Well..yes. But you know what they say..a man is never satisfied. Plus, after getting used to walking around in bulky jackets with the equivalent weight and fashionability of a cow, you can’t blame me if I get pissed that I now have to unlearn all my valuable adaptation skills.

To add insult to injury, to add salt to the wound, to add necrophiliacs unto the remains of a mass genocide, it seems the UK is undergoing a heatwave that will go on for awhile, yesterday was apparently the hottest day of the year.

Oh joy.

The British however, love the hot weather. Seriously. They love tanning, sunbathing; the grassy meadow near the campus library is packed with pale sporty Brits on mats and plastic sheets, reading or playing Frisbee or chatting or generally being British. Guys also walk around with their shirts off, making it feel as though I’ve wandered into a Ralph Lauren commercial from time to time.

And the girls!!!!!!!!!!!!!!!!!!!!!!!!!!!!! Holy mother of macaroni, the girls!!!

Wandering around in the barest of dresses, wearing tiny little shorts and even tinier tops, good Frodo, the eye candy level is so high I’m spoilt for choice. SERIOUSLY. How on EARTH am I supposed to be studying for exams when there are these exquisite specimens of incredible hotness wandering around in clothes that would be tight on a Barbie doll?

(You know, I wouldn’t be surprised if this is yet another sinister plan by my Juris lecturer to destroy me..)

I’m sorry if I sound lecherous, but seriously..MAN. And I’m enjoying this IMMENSELY, unlike a friend of mine whose name I will not mention..haha, you know who you are.

Looking at this eye-candy (and trust me, I do), it makes me wonder how we survive in my conservative homeland where despite the blistering heat, we go about with our usual clothes, when here it seems that people would die if you banned them from shorts and T-shirts. To say nothing of the Malay fellas who go about in long baju kurungs and headscarves and so on. How did we survive?

I wonder if my parents will let me come back here again next spring, to take in once again the wonderful ‘sights’ of the country.

My heart is filled with newfound love for this wonderful United Kingdom. Spring REALLY brings out the best in it, hahahhaa.

Friday 2 May 2008

The Virgin Post

Well, finally decided that a return to blogging should be marked by a new blog. And so here I am, on Blogspot.
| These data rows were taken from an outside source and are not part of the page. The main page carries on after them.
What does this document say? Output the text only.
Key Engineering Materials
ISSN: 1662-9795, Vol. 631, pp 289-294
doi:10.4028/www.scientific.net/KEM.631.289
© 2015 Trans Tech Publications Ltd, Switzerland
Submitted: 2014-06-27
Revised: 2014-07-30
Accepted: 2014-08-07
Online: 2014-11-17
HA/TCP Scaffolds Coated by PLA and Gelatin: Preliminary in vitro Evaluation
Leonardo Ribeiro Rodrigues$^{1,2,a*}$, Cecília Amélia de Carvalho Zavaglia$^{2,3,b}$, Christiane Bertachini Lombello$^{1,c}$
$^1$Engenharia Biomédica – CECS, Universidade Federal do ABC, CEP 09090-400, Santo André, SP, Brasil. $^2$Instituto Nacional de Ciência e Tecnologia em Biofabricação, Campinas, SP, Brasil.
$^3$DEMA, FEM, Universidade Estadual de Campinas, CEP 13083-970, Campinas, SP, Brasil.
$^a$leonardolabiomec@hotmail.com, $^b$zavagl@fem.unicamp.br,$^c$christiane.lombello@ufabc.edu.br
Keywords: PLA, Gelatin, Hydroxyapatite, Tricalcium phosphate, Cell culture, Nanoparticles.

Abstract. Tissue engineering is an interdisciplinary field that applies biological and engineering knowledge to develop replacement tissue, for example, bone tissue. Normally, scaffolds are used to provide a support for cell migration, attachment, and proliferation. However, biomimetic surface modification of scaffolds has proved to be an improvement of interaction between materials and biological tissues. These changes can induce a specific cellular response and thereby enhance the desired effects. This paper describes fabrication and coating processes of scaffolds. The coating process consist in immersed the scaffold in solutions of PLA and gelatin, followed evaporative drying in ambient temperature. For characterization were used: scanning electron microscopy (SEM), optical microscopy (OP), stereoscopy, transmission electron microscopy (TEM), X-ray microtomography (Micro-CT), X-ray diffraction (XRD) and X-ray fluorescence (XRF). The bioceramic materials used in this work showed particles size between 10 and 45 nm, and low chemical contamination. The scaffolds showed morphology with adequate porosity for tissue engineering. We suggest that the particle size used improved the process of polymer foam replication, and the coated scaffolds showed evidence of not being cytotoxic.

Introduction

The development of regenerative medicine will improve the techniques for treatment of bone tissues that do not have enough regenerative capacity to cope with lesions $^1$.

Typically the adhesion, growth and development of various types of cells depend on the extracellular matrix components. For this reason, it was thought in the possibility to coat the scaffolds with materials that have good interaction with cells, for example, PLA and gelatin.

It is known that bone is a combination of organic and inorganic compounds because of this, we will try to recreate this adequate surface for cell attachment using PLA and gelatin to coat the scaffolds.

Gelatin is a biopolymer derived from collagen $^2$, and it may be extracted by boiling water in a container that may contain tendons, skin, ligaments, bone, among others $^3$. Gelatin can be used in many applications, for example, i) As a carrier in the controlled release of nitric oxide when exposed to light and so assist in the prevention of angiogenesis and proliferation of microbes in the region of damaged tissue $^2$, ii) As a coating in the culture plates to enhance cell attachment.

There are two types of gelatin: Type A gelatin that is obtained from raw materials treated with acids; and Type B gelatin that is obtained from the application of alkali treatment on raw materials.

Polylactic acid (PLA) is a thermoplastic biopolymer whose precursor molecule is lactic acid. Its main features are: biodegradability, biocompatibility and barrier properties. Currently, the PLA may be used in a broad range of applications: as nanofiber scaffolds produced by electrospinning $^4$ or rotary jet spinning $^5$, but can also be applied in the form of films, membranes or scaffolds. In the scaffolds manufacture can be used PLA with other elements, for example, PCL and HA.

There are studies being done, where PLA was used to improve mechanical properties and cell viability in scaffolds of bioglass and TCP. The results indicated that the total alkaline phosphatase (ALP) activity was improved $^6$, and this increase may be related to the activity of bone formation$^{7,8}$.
I'll miss Xanga. Not the most user-friendly of all systems (indeed, this blog layout looks very promising), but heh I spent 4 years on that site, and I'm going to miss it a little bit. The blue background and polka dots on this layout seem strange, but it seemed to be the only one with a decent colour scheme (no offence, but are the layout designers in Blogspot colourblind joy-haters? Every other one looks so bland and off.)

I'm sorry about the lame tentative blog title. Sanctuary of the Weird 2.0. Bah. Like some programmer's fancy codename. Also feel as if its false advertising: lookie here, brand new improved blog! Second edition! Funnier jokes! Handsomer pictures! No more sad attempts at poetry! No more Minesweeper fan fiction, Lord of the Rings slash, or Harry Potter parody!!

Sorry to disappoint..of course, it is just the same old blog, same old nonsense, written by the same old me, except with possibly more British accent due to the year in Reading.

So will think of a snazzier blog title one day. What can i say, I like the name Sanctuary of the Weird. It suits me and this blog. No desire to turn it into, say, Archives of the Arcane, or TeggIe's WoNDeRfuL LifE, or anything like that soon.

But for now, not in a very creative mood: indeed my mind is forced to devote its workings to remember as many Criminology studies and Company Law statutes as it humanly can. Exams for those in less than a week, and the amount of knowledge in my head is sadly lower than a midget at a limbo contest.

(Yes, the return of the bizarre analogies! Don't say you weren't warned.)

So pray for me that my exams will be passed and I don't go mad from the stress. Will return to regular updating hopefully by the 12th, the last day of the exam, and a date of Freedom, glorious freedom.